WP mentions the algorithm can produce a path tree, but discussions and examples tend to talk about single paths. I think it's fine for the task to ask for a single path solution, but now while it's in draft is the time for people to speak up for path trees if they like. Interestingly, Dijkstra's '59 paper doesn't mention path trees, but only the single path problem. (Problem 1 in the paper is a minimal spaning tree, which is something different.) —Sonia 21:25, 6 February 2012 (UTC)

## Is the GO solution wrong?

[a c d e] length 26 ... or what do I misunderstand?

Ahhhh see directed vs. undirected above. Sorry --Walterpachl 08:55, 21 December 2012 (UTC)

## Replaced 'pushleft' with 'appendleft' in the Python snippet

Must specify explicitly that the python snippet solution should be at least in python 2.7 due to the dictionary comprehension feature used. And also, must replace the 'pushleft' with 'appendleft'.

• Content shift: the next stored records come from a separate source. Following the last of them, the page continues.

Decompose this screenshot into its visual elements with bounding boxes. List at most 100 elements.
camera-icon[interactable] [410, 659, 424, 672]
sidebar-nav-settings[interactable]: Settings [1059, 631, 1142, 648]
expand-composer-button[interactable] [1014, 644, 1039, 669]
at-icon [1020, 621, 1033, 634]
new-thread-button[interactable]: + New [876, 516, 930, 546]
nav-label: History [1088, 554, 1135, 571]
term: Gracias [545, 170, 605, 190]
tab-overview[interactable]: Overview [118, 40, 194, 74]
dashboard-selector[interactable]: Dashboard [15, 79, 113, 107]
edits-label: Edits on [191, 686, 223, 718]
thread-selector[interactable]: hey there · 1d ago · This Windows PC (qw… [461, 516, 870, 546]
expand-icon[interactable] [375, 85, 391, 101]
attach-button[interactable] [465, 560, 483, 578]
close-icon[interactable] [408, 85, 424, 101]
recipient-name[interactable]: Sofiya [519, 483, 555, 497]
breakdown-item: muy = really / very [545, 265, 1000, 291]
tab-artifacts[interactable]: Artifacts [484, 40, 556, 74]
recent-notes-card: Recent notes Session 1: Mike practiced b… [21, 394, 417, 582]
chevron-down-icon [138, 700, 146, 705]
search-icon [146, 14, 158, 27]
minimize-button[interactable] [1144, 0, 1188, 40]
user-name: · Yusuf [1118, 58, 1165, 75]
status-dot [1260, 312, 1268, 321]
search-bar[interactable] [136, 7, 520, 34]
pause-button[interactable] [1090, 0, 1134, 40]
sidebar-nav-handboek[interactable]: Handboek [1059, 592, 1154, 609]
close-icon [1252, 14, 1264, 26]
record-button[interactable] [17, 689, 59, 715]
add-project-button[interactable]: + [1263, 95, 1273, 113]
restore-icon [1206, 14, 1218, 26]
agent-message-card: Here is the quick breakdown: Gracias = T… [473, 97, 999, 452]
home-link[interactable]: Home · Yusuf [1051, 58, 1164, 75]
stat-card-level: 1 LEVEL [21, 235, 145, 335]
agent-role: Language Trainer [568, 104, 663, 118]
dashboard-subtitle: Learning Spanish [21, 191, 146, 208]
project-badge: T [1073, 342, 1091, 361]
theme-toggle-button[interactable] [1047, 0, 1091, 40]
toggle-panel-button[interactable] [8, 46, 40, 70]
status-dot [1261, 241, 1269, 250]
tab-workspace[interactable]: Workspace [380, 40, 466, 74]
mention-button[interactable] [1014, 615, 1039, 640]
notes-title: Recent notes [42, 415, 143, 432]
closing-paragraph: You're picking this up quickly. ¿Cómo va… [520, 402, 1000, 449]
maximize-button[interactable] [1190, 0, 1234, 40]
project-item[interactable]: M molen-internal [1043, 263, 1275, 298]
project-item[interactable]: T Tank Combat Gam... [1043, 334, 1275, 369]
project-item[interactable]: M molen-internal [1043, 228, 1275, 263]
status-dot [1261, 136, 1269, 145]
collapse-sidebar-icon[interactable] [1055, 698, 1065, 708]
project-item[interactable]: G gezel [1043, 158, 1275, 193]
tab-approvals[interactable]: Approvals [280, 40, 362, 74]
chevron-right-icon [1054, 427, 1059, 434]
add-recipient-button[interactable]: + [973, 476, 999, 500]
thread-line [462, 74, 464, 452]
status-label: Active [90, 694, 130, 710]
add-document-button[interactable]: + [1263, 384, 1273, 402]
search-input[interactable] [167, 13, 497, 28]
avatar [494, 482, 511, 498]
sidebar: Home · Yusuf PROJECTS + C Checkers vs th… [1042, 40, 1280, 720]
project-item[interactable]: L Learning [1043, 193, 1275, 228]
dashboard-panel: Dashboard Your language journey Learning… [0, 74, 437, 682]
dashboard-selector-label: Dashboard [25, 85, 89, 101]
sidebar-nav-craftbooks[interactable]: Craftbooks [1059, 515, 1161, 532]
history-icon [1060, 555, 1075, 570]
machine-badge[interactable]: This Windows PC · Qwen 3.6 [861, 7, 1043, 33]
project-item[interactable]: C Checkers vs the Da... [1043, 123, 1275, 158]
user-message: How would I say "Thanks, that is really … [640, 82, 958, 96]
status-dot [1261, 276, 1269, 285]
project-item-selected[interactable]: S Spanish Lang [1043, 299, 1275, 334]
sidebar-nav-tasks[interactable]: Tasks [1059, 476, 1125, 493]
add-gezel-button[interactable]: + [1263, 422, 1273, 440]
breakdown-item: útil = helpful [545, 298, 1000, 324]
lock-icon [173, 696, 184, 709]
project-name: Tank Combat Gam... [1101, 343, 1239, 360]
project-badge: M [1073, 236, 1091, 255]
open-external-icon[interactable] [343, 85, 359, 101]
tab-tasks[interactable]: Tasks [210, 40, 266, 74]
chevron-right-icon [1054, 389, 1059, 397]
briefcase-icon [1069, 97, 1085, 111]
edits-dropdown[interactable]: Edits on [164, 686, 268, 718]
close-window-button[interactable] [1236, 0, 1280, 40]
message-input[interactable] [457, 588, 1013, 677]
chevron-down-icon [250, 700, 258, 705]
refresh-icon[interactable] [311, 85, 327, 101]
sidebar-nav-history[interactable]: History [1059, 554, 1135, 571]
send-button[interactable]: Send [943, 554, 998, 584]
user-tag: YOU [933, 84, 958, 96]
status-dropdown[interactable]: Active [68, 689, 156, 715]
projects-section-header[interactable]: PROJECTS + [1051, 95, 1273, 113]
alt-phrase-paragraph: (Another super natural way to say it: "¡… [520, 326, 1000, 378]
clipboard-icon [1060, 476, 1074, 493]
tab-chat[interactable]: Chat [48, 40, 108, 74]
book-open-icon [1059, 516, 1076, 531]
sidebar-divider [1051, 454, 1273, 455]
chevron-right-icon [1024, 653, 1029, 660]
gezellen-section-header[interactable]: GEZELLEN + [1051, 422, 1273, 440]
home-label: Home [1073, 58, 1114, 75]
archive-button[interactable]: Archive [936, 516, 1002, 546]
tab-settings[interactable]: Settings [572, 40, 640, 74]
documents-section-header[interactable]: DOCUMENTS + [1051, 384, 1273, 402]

Updated 'queue' to 'deque' and re-updated 'pushleft' to 'appendleft' and tested running in python 2.7 and python 3.5 on 1/19/2017

## Javascript version

var roads = [

{from: 0, to: 1, drivingTime: 5}, {from: 0, to: 2, drivingTime: 10}, {from: 1, to: 2, drivingTime: 10}, {from: 1, to: 3, drivingTime: 2}, {from: 2, to: 3, drivingTime: 2}, {from: 2, to: 4, drivingTime: 5}, {from: 3, to: 2, drivingTime: 2}, {from: 3, to: 4, drivingTime: 10}

];

function navigate(roads, start, finish) {

var vert = [],Q; var neighb = {}, dist = {},prev = {}; for(var edge of roads){ vert.indexOf(edge.from) === -1 && vert.push(edge.from); vert.indexOf(edge.to) === -1 && vert.push(edge.to); if(!neighb[edge.from]) neighb[edge.from] = []; neighb[edge.from].push({end : edge.to,cost : edge.drivingTime}); } vert.forEach((val) => {dist[val] = Infinity;prev[val] = null}); dist[start] = 0; Q = vert; while(Q.length > 0){ var min = Infinity; var u; Q.forEach((val) => { if(dist[val] < min){ min = dist[val]; u = val; } }); Q = Q.slice(0,Q.indexOf(u)).concat(Q.slice(Q.indexOf(u) + 1,Q.length)); if(dist[u] == Infinity || u == finish) break; if(neighb[u]){ neighb[u].forEach((val) => { var alt = dist[u] + val.cost; if(alt < dist[val.end]){ dist[val.end] = alt; prev[val.end] = u; } }); } } var path = []; u = finish; while(prev[u] !== undefined){ path.unshift(u); u = prev[u]; } return path.length > 0 ? path : null;

}

## Perl version faulty

The push_priority() function of the perl implementation is faulty. This can most clearly be seen by adding an edge from 'b' to 'e' of weight 1 making s-b-e the shortest path. Yet this new path is not picked up. The vertices appears to be dequeued from the function in their inserted order, rather than by priority. In the function the binary search comparison appears to be comparing hash addresses.